Esporsi al mondo non è esporsi al vuoto della comunità, al tra abissale che garantisce un’esperienza radicale di alterità irriducibile. Questa è l’astrazione che ha dominato il pensiero politico occidentale dall’immagine mitica dell’agorà greca, come vuoto in cui fa la sua apparizione la comunità attraverso la parola. Esporsi al mondo è venire incontro alla materialità del mondo, incollata ormai per sempre alla nostra pelle. L’esperienza del fuori diviene allora esperienza della reversibilità. Possiamo essere fuori da noi soltanto se siamo disposti a essere toccati dal mondo. Esporsi al mondo è imparare che la prossimità non è l’antitesi dell’irriducibilità. Non incontreremo mai l’altro ritagliato nella distanza di fronte a noi. Non possiamo fare un’esperienza nuda dell’alterità. L’altro è già nell’aria che respiriamo, nell’accento delle nostre parole, negli organi del nostro corpo, negli oggetti che manipoliamo, in qualunque nostra azione. Esporsi al mondo è perdere la paura della prossimità, la paura della vita materiale di un noi che eccede l’ambito della presenza umana.
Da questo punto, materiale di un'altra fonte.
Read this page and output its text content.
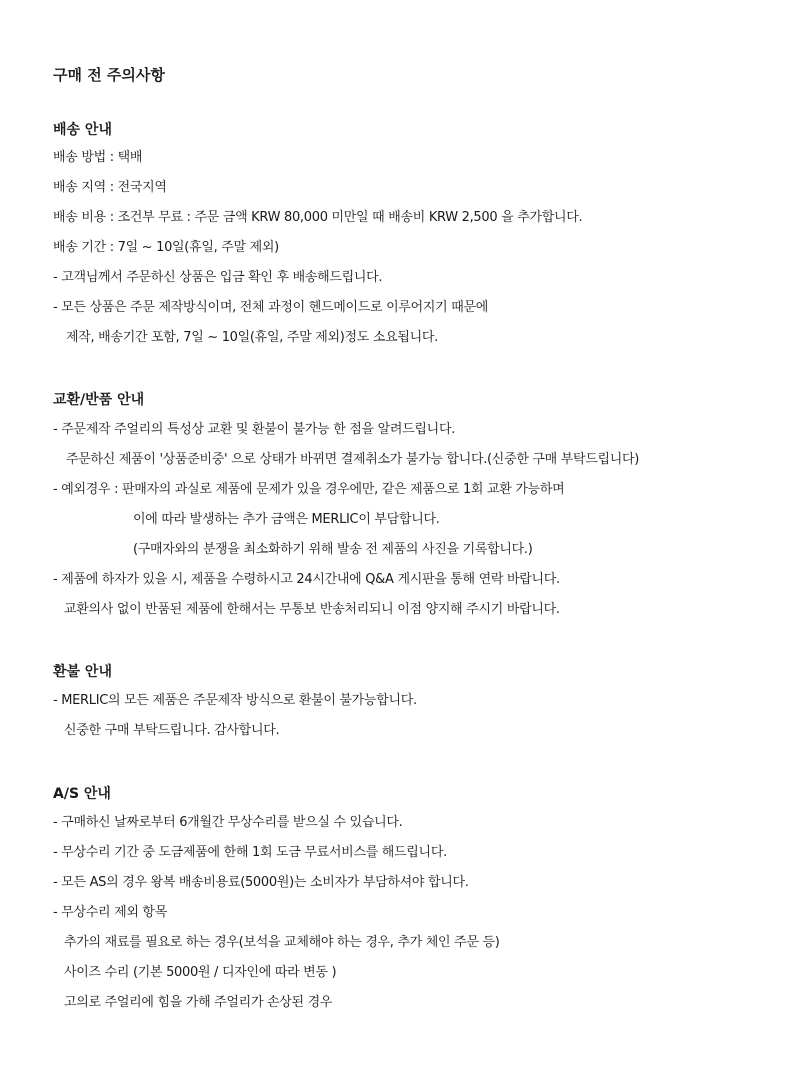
구매 전 주의사항
배송 안내
배송 방법 : 택배
배송 지역 : 전국지역
배송 비용 : 조건부 무료 : 주문 금액 KRW 80,000 미만일 때 배송비 KRW 2,500 을 추가합니다.
배송 기간 : 7일 ~ 10일(휴일, 주말 제외)
- 고객님께서 주문하신 상품은 입금 확인 후 배송해드립니다.
- 모든 상품은 주문 제작방식이며, 전체 과정이 헨드메이드로 이루어지기 때문에
제작, 배송기간 포함, 7일 ~ 10일(휴일, 주말 제외)정도 소요됩니다.
교환/반품 안내
- 주문제작 주얼리의 특성상 교환 및 환불이 불가능 한 점을 알려드립니다.
주문하신 제품이 '상품준비중' 으로 상태가 바뀌면 결제취소가 불가능 합니다.(신중한 구매 부탁드립니다)
- 예외경우 : 판매자의 과실로 제품에 문제가 있을 경우에만, 같은 제품으로 1회 교환 가능하며
이에 따라 발생하는 추가 금액은 MERLIC이 부담합니다.
(구매자와의 분쟁을 최소화하기 위해 발송 전 제품의 사진을 기록합니다.)
- 제품에 하자가 있을 시, 제품을 수령하시고 24시간내에 Q&A 게시판을 통해 연락 바랍니다.
교환의사 없이 반품된 제품에 한해서는 무통보 반송처리되니 이점 양지해 주시기 바랍니다.
환불 안내
- MERLIC의 모든 제품은 주문제작 방식으로 환불이 불가능합니다.
신중한 구매 부탁드립니다. 감사합니다.
A/S 안내
- 구매하신 날짜로부터 6개월간 무상수리를 받으실 수 있습니다.
- 무상수리 기간 중 도금제품에 한해 1회 도금 무료서비스를 해드립니다.
- 모든 AS의 경우 왕복 배송비용료(5000원)는 소비자가 부담하셔야 합니다.
- 무상수리 제외 항목
추가의 재료를 필요로 하는 경우(보석을 교체해야 하는 경우, 추가 체인 주문 등)
사이즈 수리 (기본 5000원 / 디자인에 따라 변동 )
고의로 주얼리에 힘을 가해 주얼리가 손상된 경우
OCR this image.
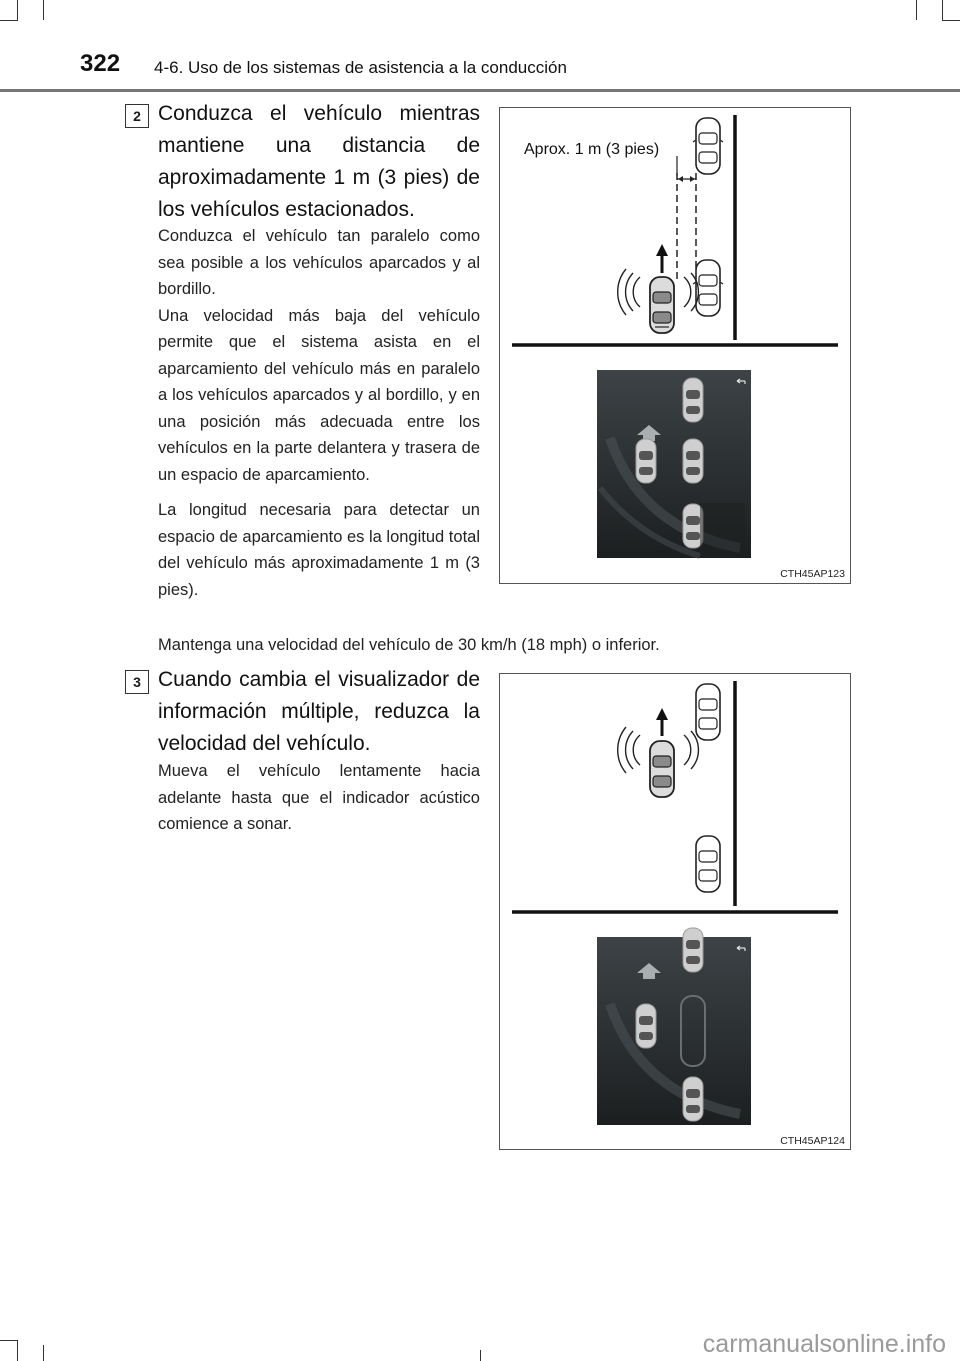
322 4-6. Uso de los sistemas de asistencia a la conducción
2 Conduzca el vehículo mientras mantiene una distancia de aproximadamente 1 m (3 pies) de los vehículos estacionados.

Conduzca el vehículo tan paralelo como sea posible a los vehículos aparcados y al bordillo.
Una velocidad más baja del vehículo permite que el sistema asista en el aparcamiento del vehículo más en paralelo a los vehículos aparcados y al bordillo, y en una posición más adecuada entre los vehículos en la parte delantera y trasera de un espacio de aparcamiento.

La longitud necesaria para detectar un espacio de aparcamiento es la longitud total del vehículo más aproximadamente 1 m (3 pies).

Mantenga una velocidad del vehículo de 30 km/h (18 mph) o inferior.
Aprox. 1 m (3 pies)
CTH45AP123
3 Cuando cambia el visualizador de información múltiple, reduzca la velocidad del vehículo.

Mueva el vehículo lentamente hacia adelante hasta que el indicador acústico comience a sonar.

CTH45AP124
carmanualsonline.info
Da qui che l’esperienza della finitudine, intrinsecamente legata all’esperienza del comune, non è più un’esperienza che passa per la rivelazione della morte, ma per la scoperta affermativa della vulnerabilità dei corpi che siamo. La finitudine, vista dalla vita e non dalla morte, è vulnerabilità e incompiutezza. Siamo finiti perché siamo incompiuti, perché siamo in continuità e dobbiamo essere continuati, perché non vediamo ciò che è alle nostre spalle né tra le pieghe della nostra pelle. Siamo finiti perché i nostri limiti non sono ben definiti e possiamo essere danneggiati, scossi, amati, accarezzati, feriti, curati… La società terapeutica, in quanto regime immunitario, ci insegna a gestire la nostra vulnerabilità a partire dalla nostra paura del contagio e dello squilibrio.
La sua intera gestione si basa su una proposta controllata e soggiogante di autosufficienza. Perderla è essere persi. Una filosofia della vulnerabilità, e non solo della minaccia di morte, ci apre la possibilità di pensarci politicamente a partire dalla dipendenza che ci lega gli uni agli altri, da una libertà intesa non più come autosufficienza ma come conquista della nostra propria interdipendenza. Questo è stato segnalato da Judith Butler nei suoi lavori sul lutto e sulla perdita ma sarebbe importante svilupparlo più in là dell’ombra del dolore e iscriverlo come impostazione fondamentale in una politica dei corpi vivi.
Da questa prospettiva, esporsi al mondo non può essere una mera esperienza linguistica. Ogni parola trascina con sé la materialità del mondo e s’incarna in un corpo vulnerabile. Per questo è necessario rivedere la fiducia che la filosofia contemporanea ha mantenuto nel linguistico come luogo privilegiato della politica. È la concezione classica che Hannah Arendt riprende nella sua ridefinizione dell’agorà moderna, ma è anche quella che guida ancora molte delle posizioni post-strutturaliste sulla creazione di nuovi sensi e forme di vita, così come le proposte del marxismo italiano più recente sulla possibilità di una resistenza del comune nella cornice del nuovo capitalismo cognitivo.
In questa fiducia coincidono pure le posizioni espresse, come abbiamo visto, dai pensatori di questa comunità inoperosa come preservazione di una comunicazione infinita. Il problema è che oggi siamo immersi in una crisi di parole, occultata sotto l’apoteosi della comunicazione, che non si risolve né preservando la linguisticità dell’essere umano né restituendo al linguaggio tutta la sua potenza costituente/costitutiva. Il problema delle parole è oggi quello della loro credibilità. Una parola credibile è quella capace di scuotere la nostra vita e squilibrare la realtà. Questa è la forza di una parola d’amore.
Quando e come può avere questa stessa forza la parola politica? Gli studi sia teorici che pratici sulla performatività si avvicinano oggi a questo tipo di domande. Ma bisogna andare più in là della teoria dell’atto linguistico per poter rispondere ad esse. Una parola credibile, sia d’amore che politica, è la parola che crede nel mondo. Come scrisse Deleuze ormai anni fa, questa fiducia è forse ciò che ci manca di più. Ma quando oggi una nuova esplosione irrompe con il suo “no” scritto in fiamme nel rumore della grande città globale, qualcosa di questa fiducia in un mondo comune si sta esprimendo. Ogni volta che diciamo “no”, ci manca il discorso per finire la frase, per costruire qualcosa con la forza anonima del nostro rifiuto. Ma questo “no” è una parola credibile. È un “no risoluto”, come scrisse Blanchot. Il no in cui si esprime l’amicizia fragile e al tempo stesso incrollabile di coloro che non stanno insieme ma si espongono insieme al mondo.